In general, treasury securities are amongst the most secure investments in the United States and entail some of the least risk. Furthermore, compared to other treasury securities, Treasury Bills have the shortest maturity of a year or less until you receive your investment principal back. Treasury Notes are issued with maturities ranging between 2–10 years and Treasury Bonds between 10–30.
Keep in mind, securities with longer maturities tend to pay higher yields, but do entail more risk.
Stephen Rischall, CRPC
You are correct, it will be best to first ensure you receive the full match (5% in this case) for participating in the 401(k) plan. Next you’ll want to contribute the maximum to your Roth IRA ($5,500 in 2017 plus an additional $1,000 catch-up contribution if age 50+). Then shift back to the 401(k) and do your best to reach the maximum employee contribution ($18,000 in 2017 plus an additional $6,000 catch-up if age 50+). Ideally you will be able to fund these accounts consistenetly thrughout the year, with the goal in mind of maxxing out contributions to both. This would equate to $1,500 per month to the 401(k) and approximately $458 per month to the Roth IRA.
Your strategy of using the Traditional IRA to consolidate old retirement accounts/plans makes complete sense. So long as you have access to a traditional 401(k), which offers higher contribution limits and possible matching contributions, it’s best to use that for making the most of your tax-deductible contributions. You can leave the Traditional IRA as is for now.
Be aware, there is a limit on how much income you can earn while still qualifying to contribute to a Roth IRA. For 2017 that threshold starts at $118,000 if filing single or $186,000 if married filing jointly. If these income limits impact your ability to save in a Roth IRA, ask your employer to consider allowing Roth 401(k) contributions to the plan, there are no limits on earned income to make Roth 401(k) contributions.
If your employer does not offer a retirement plan, your only option is to establish an Individual Retirement Account (IRA) for your personal retirement savings. There are two types of IRAs to choose from, a Traditional IRA or Roth IRA, each with special tax benefits for retirement savings. Please note, IRA contributions should be made from personal funds, your employer cannot make these contributions for you directly.

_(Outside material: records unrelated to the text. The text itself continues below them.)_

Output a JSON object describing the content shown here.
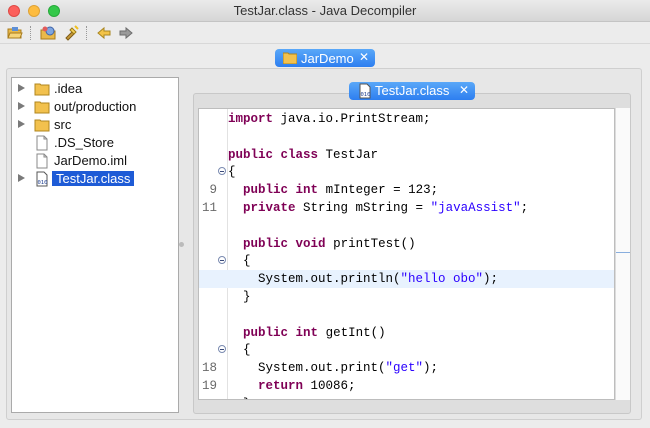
{
  "window": {
    "title": "TestJar.class - Java Decompiler"
  },
  "toolbar": {
    "buttons": [
      {
        "name": "open-file",
        "icon": "folder-open-icon"
      },
      {
        "name": "open-type",
        "icon": "package-icon"
      },
      {
        "name": "search",
        "icon": "flashlight-icon"
      },
      {
        "name": "back",
        "icon": "arrow-left-icon"
      },
      {
        "name": "forward",
        "icon": "arrow-right-icon"
      }
    ]
  },
  "outer_tab": {
    "label": "JarDemo",
    "icon": "folder-icon",
    "close": "✕"
  },
  "tree": {
    "items": [
      {
        "label": ".idea",
        "type": "folder",
        "expandable": true,
        "selected": false
      },
      {
        "label": "out/production",
        "type": "folder",
        "expandable": true,
        "selected": false
      },
      {
        "label": "src",
        "type": "folder",
        "expandable": true,
        "selected": false
      },
      {
        "label": ".DS_Store",
        "type": "file",
        "expandable": false,
        "selected": false
      },
      {
        "label": "JarDemo.iml",
        "type": "file",
        "expandable": false,
        "selected": false
      },
      {
        "label": "TestJar.class",
        "type": "class-file",
        "expandable": true,
        "selected": true
      }
    ]
  },
  "inner_tab": {
    "label": "TestJar.class",
    "icon": "class-file-icon",
    "close": "✕"
  },
  "editor": {
    "lines": [
      {
        "ln": "",
        "fold": false,
        "text": "import java.io.PrintStream;"
      },
      {
        "ln": "",
        "fold": false,
        "text": ""
      },
      {
        "ln": "",
        "fold": false,
        "text": "public class TestJar"
      },
      {
        "ln": "",
        "fold": true,
        "text": "{"
      },
      {
        "ln": "9",
        "fold": false,
        "text": "  public int mInteger = 123;"
      },
      {
        "ln": "11",
        "fold": false,
        "text": "  private String mString = \"javaAssist\";"
      },
      {
        "ln": "",
        "fold": false,
        "text": ""
      },
      {
        "ln": "",
        "fold": false,
        "text": "  public void printTest()"
      },
      {
        "ln": "",
        "fold": true,
        "text": "  {"
      },
      {
        "ln": "",
        "fold": false,
        "text": "    System.out.println(\"hello obo\");",
        "highlight": true
      },
      {
        "ln": "",
        "fold": false,
        "text": "  }"
      },
      {
        "ln": "",
        "fold": false,
        "text": ""
      },
      {
        "ln": "",
        "fold": false,
        "text": "  public int getInt()"
      },
      {
        "ln": "",
        "fold": true,
        "text": "  {"
      },
      {
        "ln": "18",
        "fold": false,
        "text": "    System.out.print(\"get\");"
      },
      {
        "ln": "19",
        "fold": false,
        "text": "    return 10086;"
      },
      {
        "ln": "",
        "fold": false,
        "text": "  }"
      },
      {
        "ln": "",
        "fold": false,
        "text": "}"
      }
    ]
  },
  "colors": {
    "keyword": "#7f0055",
    "string": "#2a00ff",
    "selection": "#1e5bd6",
    "tab_accent": "#2d7ef0",
    "line_highlight": "#e8f2fe"
  }
}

Both types of IRA accounts have an annual maximum contribution limit in 2017 of $5,500 plus an additional $1,000 if you are over the age of 50. In general, you should choose a Traditional IRA if you favor an immediate tax deduction in the year the contribution is made, however you will owe income taxes on all distributions when money is withdrawn in the future. A Roth IRA is best if you prefer to forgo a current tax deduction in favor of completely tax free withdrawals in the future.
You can learn more about which type of IRA is best for you by reading this short article.
Stephen Rischall, CRPC
The tax impact is the same whether you distribute the funds directly from the 401(k) or an IRA. It will be faster to distribute funds direclty from the 401(k) rather than waiting to complete the rollover and then distributing funds.

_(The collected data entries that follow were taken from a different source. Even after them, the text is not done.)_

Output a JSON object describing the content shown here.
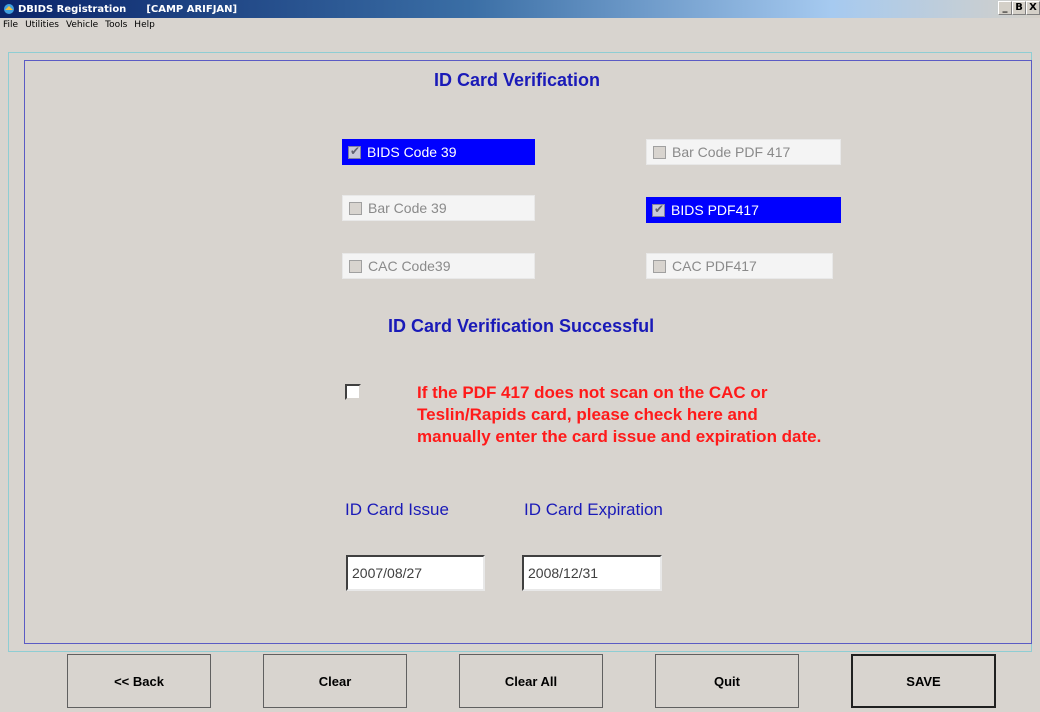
{
  "window": {
    "title": "DBIDS Registration",
    "location": "[CAMP ARIFJAN]",
    "controls": [
      "_",
      "B",
      "X"
    ]
  },
  "menu": [
    "File",
    "Utilities",
    "Vehicle",
    "Tools",
    "Help"
  ],
  "main": {
    "heading": "ID Card Verification",
    "options": [
      {
        "label": "BIDS Code 39",
        "checked": true
      },
      {
        "label": "Bar Code PDF 417",
        "checked": false
      },
      {
        "label": "Bar Code 39",
        "checked": false
      },
      {
        "label": "BIDS PDF417",
        "checked": true
      },
      {
        "label": "CAC Code39",
        "checked": false
      },
      {
        "label": "CAC PDF417",
        "checked": false
      }
    ],
    "status": "ID Card Verification Successful",
    "manual_entry": {
      "checked": false,
      "lines": [
        "If the PDF 417 does not scan on the CAC or",
        "Teslin/Rapids card, please check here and",
        "manually enter the card issue and expiration date."
      ]
    },
    "issue": {
      "label": "ID Card Issue",
      "value": "2007/08/27"
    },
    "expiration": {
      "label": "ID Card Expiration",
      "value": "2008/12/31"
    }
  },
  "buttons": {
    "back": "<< Back",
    "clear": "Clear",
    "clear_all": "Clear All",
    "quit": "Quit",
    "save": "SAVE"
  },
  "colors": {
    "heading": "#1a1ab8",
    "selected": "#0000ff",
    "warning": "#ff1a1a"
  }
}
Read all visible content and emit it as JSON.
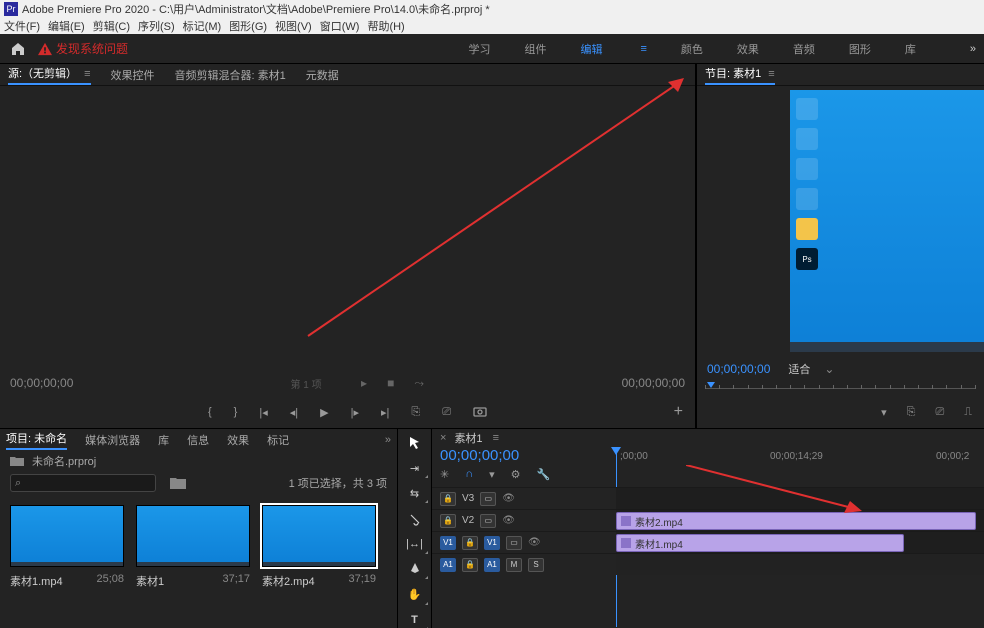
{
  "titlebar": {
    "text": "Adobe Premiere Pro 2020 - C:\\用户\\Administrator\\文档\\Adobe\\Premiere Pro\\14.0\\未命名.prproj *"
  },
  "menubar": [
    "文件(F)",
    "编辑(E)",
    "剪辑(C)",
    "序列(S)",
    "标记(M)",
    "图形(G)",
    "视图(V)",
    "窗口(W)",
    "帮助(H)"
  ],
  "warning": "发现系统问题",
  "workspaces": {
    "items": [
      "学习",
      "组件",
      "编辑",
      "颜色",
      "效果",
      "音频",
      "图形",
      "库"
    ],
    "activeIndex": 2,
    "more": "»"
  },
  "srcTabs": {
    "items": [
      "源:（无剪辑）",
      "效果控件",
      "音频剪辑混合器: 素材1",
      "元数据"
    ],
    "activeIndex": 0
  },
  "srcTc": {
    "left": "00;00;00;00",
    "right": "00;00;00;00",
    "fit": "第 1 项"
  },
  "progTab": "节目: 素材1",
  "progTc": {
    "tc": "00;00;00;00",
    "fit": "适合"
  },
  "projTabs": {
    "items": [
      "项目: 未命名",
      "媒体浏览器",
      "库",
      "信息",
      "效果",
      "标记"
    ],
    "activeIndex": 0
  },
  "projFile": "未命名.prproj",
  "selInfo": "1 项已选择，共 3 项",
  "clips": [
    {
      "name": "素材1.mp4",
      "dur": "25;08",
      "sel": false
    },
    {
      "name": "素材1",
      "dur": "37;17",
      "sel": false
    },
    {
      "name": "素材2.mp4",
      "dur": "37;19",
      "sel": true
    }
  ],
  "tlTab": "素材1",
  "tlTc": "00;00;00;00",
  "tlRuler": {
    "l0": ";00;00",
    "l1": "00;00;14;29",
    "l2": "00;00;2"
  },
  "tracks": {
    "v3": "V3",
    "v2": "V2",
    "v1": "V1",
    "a1": "A1",
    "clips": [
      {
        "name": "素材2.mp4",
        "row": 1
      },
      {
        "name": "素材1.mp4",
        "row": 2
      }
    ]
  }
}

Assuming all your contributions to the 401(k) were made with pre-tax dollars, you will owe income tax on the entire amount withdrawn from the account. This is because you received an income tax deduction for the tax year(s) you made contributions and the funds inside a 401(k) and IRA grow tax-deferred.
Be aware, if you are under age 59 ½ when making a withdrawal from a retirement account, such as an IRA or 401(k), you will be subject to an early withdrawal 10% tax penalty by the IRS, there are a few exceptions.

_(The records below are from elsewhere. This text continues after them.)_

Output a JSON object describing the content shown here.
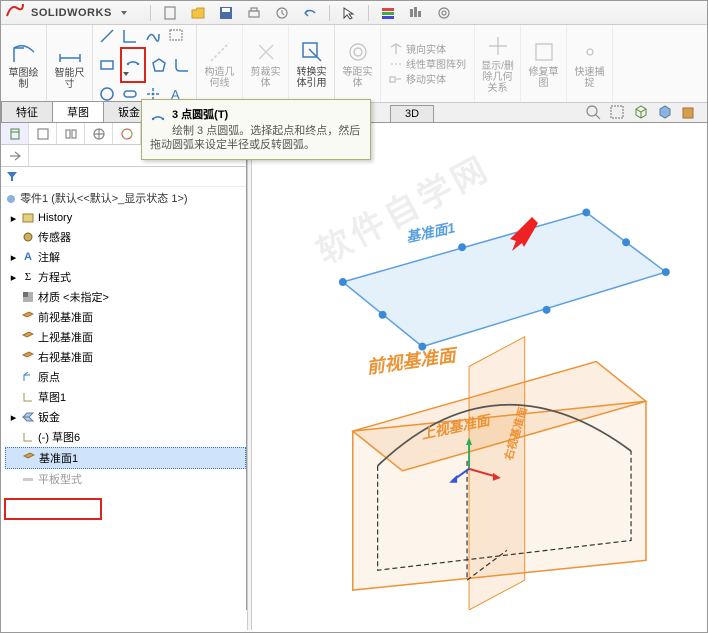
{
  "app": {
    "name": "SOLIDWORKS"
  },
  "ribbon": {
    "sketch_draw": "草图绘制",
    "smart_dim": "智能尺寸",
    "build_geom": "构造几何线",
    "trim": "剪裁实体",
    "convert": "转换实体引用",
    "offset": "等距实体",
    "mirror": "镜向实体",
    "pattern": "线性草图阵列",
    "move": "移动实体",
    "show": "显示/删除几何关系",
    "fix": "修复草图",
    "quick": "快速捕捉"
  },
  "tabs": {
    "t1": "特征",
    "t2": "草图",
    "t3": "钣金",
    "t4": "3D"
  },
  "tooltip": {
    "title": "3 点圆弧(T)",
    "body": "绘制 3 点圆弧。选择起点和终点，然后拖动圆弧来设定半径或反转圆弧。"
  },
  "tree": {
    "root": "零件1  (默认<<默认>_显示状态 1>)",
    "items": [
      "History",
      "传感器",
      "注解",
      "方程式",
      "材质 <未指定>",
      "前视基准面",
      "上视基准面",
      "右视基准面",
      "原点",
      "草图1",
      "钣金",
      "(-) 草图6",
      "基准面1",
      "平板型式"
    ]
  },
  "viewport": {
    "plane1": "基准面1",
    "front": "前视基准面",
    "top": "上视基准面",
    "right": "右视基准面",
    "watermark": "软件自学网"
  }
}
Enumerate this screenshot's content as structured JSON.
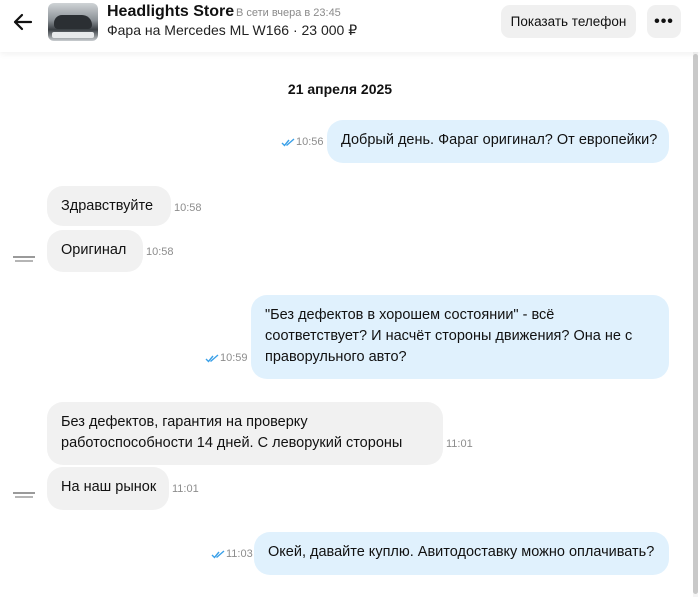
{
  "header": {
    "shop_name": "Headlights Store",
    "status": "В сети вчера в 23:45",
    "listing": "Фара на Mercedes ML W166 · 23 000 ₽",
    "phone_button": "Показать телефон",
    "more_icon": "more-horizontal-icon",
    "back_icon": "arrow-left-icon"
  },
  "chat": {
    "date": "21 апреля 2025",
    "messages": [
      {
        "side": "out",
        "text": "Добрый день. Фараг оригинал? От европейки?",
        "time": "10:56"
      },
      {
        "side": "in",
        "text": "Здравствуйте",
        "time": "10:58"
      },
      {
        "side": "in",
        "text": "Оригинал",
        "time": "10:58"
      },
      {
        "side": "out",
        "lines": [
          "\"Без дефектов в хорошем состоянии\" - всё",
          "соответствует? И насчёт стороны движения? Она не с",
          "праворульного авто?"
        ],
        "time": "10:59"
      },
      {
        "side": "in",
        "lines": [
          "Без дефектов, гарантия на проверку",
          "работоспособности 14 дней. С леворукий стороны"
        ],
        "time": "11:01"
      },
      {
        "side": "in",
        "text": "На наш рынок",
        "time": "11:01"
      },
      {
        "side": "out",
        "text": "Окей, давайте куплю. Авитодоставку можно оплачивать?",
        "time": "11:03"
      }
    ]
  },
  "colors": {
    "outgoing_bubble": "#e0f1fd",
    "incoming_bubble": "#f1f1f1",
    "read_ticks": "#3aa0e8"
  }
}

If you do not need to access the full balance of funds in the 401(k) it would be best to Rollover funds to an IRA to maintain the tax deferred status and avoid potential early withdrawal penalties. Then you can make partial withdrawals from the IRA Rollvoer account only if absolutely necessary. Hopefully in doing so, you will be able to maintain a portion of the funds in a retirement account.
Regardless, any funds distributed from a traditional 401(k) or IRA will be treated the same from a tax perspective.